Daniel Boone - While alive, Daniel Boone was best known for his traveling ways. The same may be said after his death. Daniel Boone died at age 85 in 1820 and was buried in Marthasville, MO next to his wife Rebecca. Twenty five years later, because he did so much for Kentucky, a few Kentuckians dug him up and took him back to the Bluegrass state. Or so they thought. Before reburying him they took a plaster cast of his skull. This cast, when examined by a forensic specialist was determined to be that of a large African American. According to the Missourians, Daniel's grave marker had been placed on the wrong grave and the Kentucky folks took the wrong body. Down the road is one of Boone's houses, at least we can be sure of that. Or can we?
St Louis, MO
Dred Scott v. Sanford
Old Courthouse - Within a stones throw of the Gateway Arch is the Old Courthouse. Many suits were heard here, but none more significant than the one brought before it by Dred Scott in 1857. In the Dred Scott v. Sanford case, Dred Scott sued for his freedom from slavery based on the fact that he had lived in a free state for seven years. The court ruled against Mr. Scott, heightening tensions between the north and south, and sowing the seeds for the American Civil War.
St Louis, MO
King of Beers
Anheuser-Busch Brewery (InBev) - The "King of Beers" is brewed in many locations, but the Anheuser-Busch World Headquarters is located in St Louis. Eberhard Anheuser purchased the brewery in 1860 and partnered with his son-in-law Adolphus Busch in 1869. The company went on to become the largest brewing company in the world. Tours include a stop at the Clydesdale Stables where you can catch a glimpse of these impressive animals, a first-hand look at the brewing and packaging facilities and a trip to the Beachwood Lager Cellars. If you are of legal drinking age, at the end of the tour you can enjoy your choice of beers at the Hospitality Room.
St Louis, MO
The Gateway Arch
Gateway Arch - The Gateway Arch is not only one of the most widely recognized National Monuments in the U.S., it is also the tallest. The glistening stainless steel symbol of westward expansion stands an impressive 630 feet tall. Completed in 1965, this 17,000 ton structure attracts more than a million people to the top of its indoor observation area every year. Trams on either side of the arch whisk people to the top for one of the best views of the city.
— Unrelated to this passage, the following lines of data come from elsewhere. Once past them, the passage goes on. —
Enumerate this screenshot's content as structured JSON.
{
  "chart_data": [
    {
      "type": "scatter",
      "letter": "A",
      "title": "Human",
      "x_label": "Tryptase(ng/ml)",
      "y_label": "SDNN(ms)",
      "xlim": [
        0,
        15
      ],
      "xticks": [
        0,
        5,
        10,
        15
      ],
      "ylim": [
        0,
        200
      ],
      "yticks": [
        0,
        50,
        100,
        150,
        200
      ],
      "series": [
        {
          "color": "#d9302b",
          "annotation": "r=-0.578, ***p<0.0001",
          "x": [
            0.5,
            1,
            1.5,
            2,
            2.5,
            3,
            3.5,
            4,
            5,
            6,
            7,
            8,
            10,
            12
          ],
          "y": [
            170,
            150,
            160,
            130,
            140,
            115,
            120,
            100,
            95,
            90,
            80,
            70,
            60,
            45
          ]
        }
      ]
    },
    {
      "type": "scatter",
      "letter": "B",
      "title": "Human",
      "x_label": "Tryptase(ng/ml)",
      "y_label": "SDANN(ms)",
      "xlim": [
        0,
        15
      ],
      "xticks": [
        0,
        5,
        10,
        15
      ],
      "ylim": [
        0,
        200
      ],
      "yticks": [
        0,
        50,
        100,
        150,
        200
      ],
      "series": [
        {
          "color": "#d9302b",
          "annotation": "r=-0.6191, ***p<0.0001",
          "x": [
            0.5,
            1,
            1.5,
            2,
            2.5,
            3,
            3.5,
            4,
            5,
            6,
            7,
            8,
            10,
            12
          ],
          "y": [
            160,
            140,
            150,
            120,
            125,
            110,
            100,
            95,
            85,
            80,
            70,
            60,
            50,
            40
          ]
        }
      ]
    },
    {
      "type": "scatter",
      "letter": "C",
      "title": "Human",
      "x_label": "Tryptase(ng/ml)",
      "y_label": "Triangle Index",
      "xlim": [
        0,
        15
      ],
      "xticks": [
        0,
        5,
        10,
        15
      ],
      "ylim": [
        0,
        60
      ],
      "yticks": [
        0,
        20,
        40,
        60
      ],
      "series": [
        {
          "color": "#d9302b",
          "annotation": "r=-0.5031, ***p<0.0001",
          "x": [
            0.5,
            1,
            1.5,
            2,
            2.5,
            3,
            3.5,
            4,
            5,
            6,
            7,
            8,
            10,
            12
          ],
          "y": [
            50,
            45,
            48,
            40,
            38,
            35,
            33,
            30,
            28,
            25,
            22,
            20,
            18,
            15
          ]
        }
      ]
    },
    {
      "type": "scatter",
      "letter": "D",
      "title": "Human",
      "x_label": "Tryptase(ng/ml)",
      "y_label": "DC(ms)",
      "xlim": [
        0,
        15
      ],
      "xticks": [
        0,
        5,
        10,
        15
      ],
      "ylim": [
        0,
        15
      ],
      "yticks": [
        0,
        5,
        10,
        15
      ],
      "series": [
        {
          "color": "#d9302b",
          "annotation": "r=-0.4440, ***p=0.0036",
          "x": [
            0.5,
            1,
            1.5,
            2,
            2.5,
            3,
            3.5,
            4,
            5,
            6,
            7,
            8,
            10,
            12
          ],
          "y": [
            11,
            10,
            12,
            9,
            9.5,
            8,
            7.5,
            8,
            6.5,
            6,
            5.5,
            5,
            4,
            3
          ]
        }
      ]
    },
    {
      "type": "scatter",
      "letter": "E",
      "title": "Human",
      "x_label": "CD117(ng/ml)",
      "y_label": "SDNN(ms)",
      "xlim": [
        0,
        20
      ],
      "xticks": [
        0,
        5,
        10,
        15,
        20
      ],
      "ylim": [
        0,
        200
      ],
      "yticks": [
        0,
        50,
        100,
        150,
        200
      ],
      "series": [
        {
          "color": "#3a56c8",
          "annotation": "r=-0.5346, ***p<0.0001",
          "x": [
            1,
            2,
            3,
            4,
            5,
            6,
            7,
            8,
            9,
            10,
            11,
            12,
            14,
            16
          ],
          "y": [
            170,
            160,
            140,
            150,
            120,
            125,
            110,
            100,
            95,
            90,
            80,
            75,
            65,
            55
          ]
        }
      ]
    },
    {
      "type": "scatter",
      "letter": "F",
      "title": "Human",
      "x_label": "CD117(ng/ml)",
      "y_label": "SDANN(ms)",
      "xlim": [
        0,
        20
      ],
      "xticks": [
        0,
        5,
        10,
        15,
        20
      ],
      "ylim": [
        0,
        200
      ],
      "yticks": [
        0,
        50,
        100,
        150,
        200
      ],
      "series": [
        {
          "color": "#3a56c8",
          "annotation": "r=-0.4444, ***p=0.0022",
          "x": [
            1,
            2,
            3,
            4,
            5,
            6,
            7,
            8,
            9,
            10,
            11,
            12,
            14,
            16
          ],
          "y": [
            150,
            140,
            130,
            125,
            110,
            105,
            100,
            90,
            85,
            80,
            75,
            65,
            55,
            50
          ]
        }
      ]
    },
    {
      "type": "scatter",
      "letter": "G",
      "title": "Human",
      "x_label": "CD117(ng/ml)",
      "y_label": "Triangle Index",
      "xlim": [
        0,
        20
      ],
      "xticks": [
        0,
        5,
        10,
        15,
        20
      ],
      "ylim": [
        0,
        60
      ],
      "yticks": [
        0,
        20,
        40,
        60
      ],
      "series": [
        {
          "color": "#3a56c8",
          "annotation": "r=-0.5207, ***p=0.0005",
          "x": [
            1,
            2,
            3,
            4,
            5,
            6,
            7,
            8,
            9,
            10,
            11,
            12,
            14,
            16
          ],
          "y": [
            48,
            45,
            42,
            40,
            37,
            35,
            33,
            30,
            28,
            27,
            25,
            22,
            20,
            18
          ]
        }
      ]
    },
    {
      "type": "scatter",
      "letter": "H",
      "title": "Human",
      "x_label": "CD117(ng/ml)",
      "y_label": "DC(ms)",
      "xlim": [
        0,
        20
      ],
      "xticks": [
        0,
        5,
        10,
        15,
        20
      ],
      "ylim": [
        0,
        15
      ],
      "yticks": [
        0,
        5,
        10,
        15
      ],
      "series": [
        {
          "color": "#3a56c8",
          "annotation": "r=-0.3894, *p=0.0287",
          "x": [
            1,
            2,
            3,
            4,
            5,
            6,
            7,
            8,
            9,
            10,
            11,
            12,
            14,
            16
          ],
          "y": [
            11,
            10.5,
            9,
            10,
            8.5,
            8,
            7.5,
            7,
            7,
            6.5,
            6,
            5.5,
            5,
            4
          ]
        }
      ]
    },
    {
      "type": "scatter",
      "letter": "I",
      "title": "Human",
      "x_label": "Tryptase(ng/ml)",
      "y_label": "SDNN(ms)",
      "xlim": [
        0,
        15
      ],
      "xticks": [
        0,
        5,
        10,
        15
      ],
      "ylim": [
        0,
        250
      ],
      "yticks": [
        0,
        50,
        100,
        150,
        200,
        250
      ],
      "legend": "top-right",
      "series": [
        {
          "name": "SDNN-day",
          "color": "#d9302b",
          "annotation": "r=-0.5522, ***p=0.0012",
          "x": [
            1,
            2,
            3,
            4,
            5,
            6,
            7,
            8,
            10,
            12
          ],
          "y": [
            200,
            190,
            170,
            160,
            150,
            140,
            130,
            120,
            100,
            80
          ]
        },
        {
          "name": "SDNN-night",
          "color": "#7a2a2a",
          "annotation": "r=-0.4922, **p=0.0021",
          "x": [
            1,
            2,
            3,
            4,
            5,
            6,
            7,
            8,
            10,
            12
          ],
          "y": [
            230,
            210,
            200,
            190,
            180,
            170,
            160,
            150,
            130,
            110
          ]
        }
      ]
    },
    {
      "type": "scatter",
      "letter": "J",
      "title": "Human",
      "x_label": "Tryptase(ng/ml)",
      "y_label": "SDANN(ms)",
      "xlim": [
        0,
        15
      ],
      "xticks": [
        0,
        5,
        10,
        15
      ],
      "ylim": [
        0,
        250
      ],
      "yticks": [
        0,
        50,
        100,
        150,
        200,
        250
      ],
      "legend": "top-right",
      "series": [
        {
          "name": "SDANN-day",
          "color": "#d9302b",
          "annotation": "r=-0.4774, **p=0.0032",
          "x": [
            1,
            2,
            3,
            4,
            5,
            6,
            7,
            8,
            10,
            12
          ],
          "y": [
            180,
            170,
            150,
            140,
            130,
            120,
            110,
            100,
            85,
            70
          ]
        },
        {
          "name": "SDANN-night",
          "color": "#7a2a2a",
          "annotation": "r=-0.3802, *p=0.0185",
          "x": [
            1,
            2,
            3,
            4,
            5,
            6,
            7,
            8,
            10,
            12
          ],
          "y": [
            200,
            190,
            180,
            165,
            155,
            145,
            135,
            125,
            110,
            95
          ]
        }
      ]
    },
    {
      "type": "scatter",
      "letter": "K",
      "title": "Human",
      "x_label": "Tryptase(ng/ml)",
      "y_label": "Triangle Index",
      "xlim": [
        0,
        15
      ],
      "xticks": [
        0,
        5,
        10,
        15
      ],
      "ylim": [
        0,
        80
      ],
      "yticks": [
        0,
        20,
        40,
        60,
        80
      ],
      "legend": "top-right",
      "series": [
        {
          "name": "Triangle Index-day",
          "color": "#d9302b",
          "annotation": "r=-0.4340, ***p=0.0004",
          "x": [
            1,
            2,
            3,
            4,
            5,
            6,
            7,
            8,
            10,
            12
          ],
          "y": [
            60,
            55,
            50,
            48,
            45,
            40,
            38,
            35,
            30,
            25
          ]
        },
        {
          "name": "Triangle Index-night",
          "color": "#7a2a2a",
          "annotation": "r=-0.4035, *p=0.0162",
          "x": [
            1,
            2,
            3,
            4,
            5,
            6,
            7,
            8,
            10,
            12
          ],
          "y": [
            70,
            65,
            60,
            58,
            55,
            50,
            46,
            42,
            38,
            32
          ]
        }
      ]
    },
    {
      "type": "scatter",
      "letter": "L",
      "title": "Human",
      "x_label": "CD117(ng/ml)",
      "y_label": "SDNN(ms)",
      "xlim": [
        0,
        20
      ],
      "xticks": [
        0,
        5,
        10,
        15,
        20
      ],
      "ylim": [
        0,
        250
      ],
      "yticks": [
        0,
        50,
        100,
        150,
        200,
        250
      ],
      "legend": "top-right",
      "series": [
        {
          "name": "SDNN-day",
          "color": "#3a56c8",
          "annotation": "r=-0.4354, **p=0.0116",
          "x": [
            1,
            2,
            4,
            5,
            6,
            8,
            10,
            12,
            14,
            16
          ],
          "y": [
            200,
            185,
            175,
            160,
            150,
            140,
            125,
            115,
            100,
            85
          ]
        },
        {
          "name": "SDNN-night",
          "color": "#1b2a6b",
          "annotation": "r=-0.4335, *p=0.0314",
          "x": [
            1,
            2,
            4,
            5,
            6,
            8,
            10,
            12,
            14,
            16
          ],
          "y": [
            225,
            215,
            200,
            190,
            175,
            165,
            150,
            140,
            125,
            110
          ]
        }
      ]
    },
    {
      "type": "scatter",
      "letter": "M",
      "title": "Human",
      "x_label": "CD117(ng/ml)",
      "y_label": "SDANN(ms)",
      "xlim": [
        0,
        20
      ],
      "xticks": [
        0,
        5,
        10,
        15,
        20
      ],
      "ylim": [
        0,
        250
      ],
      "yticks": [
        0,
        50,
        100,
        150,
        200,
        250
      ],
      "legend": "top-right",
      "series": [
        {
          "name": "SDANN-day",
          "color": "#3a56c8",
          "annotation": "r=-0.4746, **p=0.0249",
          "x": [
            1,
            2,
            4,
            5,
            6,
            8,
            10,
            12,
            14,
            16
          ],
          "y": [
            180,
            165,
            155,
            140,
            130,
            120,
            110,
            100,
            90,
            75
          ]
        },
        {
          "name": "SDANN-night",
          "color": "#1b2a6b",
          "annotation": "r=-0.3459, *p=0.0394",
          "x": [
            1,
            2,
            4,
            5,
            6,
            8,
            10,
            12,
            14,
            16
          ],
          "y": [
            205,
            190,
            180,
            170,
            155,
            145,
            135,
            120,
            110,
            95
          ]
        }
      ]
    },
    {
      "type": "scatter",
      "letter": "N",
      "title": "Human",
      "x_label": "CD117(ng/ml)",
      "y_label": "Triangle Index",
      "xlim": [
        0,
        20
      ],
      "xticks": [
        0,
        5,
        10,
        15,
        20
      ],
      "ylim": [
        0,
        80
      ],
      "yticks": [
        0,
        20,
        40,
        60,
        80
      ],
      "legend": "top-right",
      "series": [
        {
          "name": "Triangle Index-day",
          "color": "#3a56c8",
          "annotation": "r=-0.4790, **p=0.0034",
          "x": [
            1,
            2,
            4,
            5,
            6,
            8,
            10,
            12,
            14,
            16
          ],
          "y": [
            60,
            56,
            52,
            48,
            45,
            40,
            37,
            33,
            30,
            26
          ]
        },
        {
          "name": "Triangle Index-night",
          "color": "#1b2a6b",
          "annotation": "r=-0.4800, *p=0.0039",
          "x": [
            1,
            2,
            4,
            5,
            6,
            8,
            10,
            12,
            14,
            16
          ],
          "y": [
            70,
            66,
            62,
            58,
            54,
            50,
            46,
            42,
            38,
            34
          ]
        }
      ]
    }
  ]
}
And speaking of westward expansion, at the base of the arch is the Museum of Westward Expansion, with exhibits of Lewis and Clark's 1803-1806 expedition. As impressive the arch is during the day, it is even more so at night.
St. Joseph, MO
Were Jesse James Died
Jesse James Home - The Jesse James Home is where the infamous outlaw Jesse James lived and was killed. The Ford brothers, Robert and Charlie, were considered to be the only two people Jesse trusted and were guests of the James family. Unbeknownst to Jesse, Robert conspired with the Missouri Governor, Thomas Crittenden, to bring him in. The day he was shot, Jesse James was standing on a chair straightening a picture and Robert Ford shot him in the back of the head. You can still see the hole in the wall left by the deadly bullet (the size has grown from souvenir hunters pulling pieces off). Other family items and items from the 1995 exhumation of his body are on display in the house also.
Stanton, MO
Jesse James Hideout
Meramec Caverns - With over 6,000 caves between its borders, Missouri is often called the "Cave State". Sure, it's also called the "Show Me State", so I think they should combine them to be the "Show Me the Cave State". Anyway, one of the most famous caves in the show me the cave state is Meramec Caverns. A tour guide will escort you along an underground river to view stalagmites and stalactites and to see where Frank and Jessie James' hid out. The highlight of the tour is saved for the end. Here stands a 78 million year old, 70 foot tall, 60 foot wide and 35 foot think mineral deposit called "The Stage Curtain". By itself it is beautiful. Then comes what's called the "Greatest Show Under the Earth" a mini light show with Kate Smith singing "God Bless America".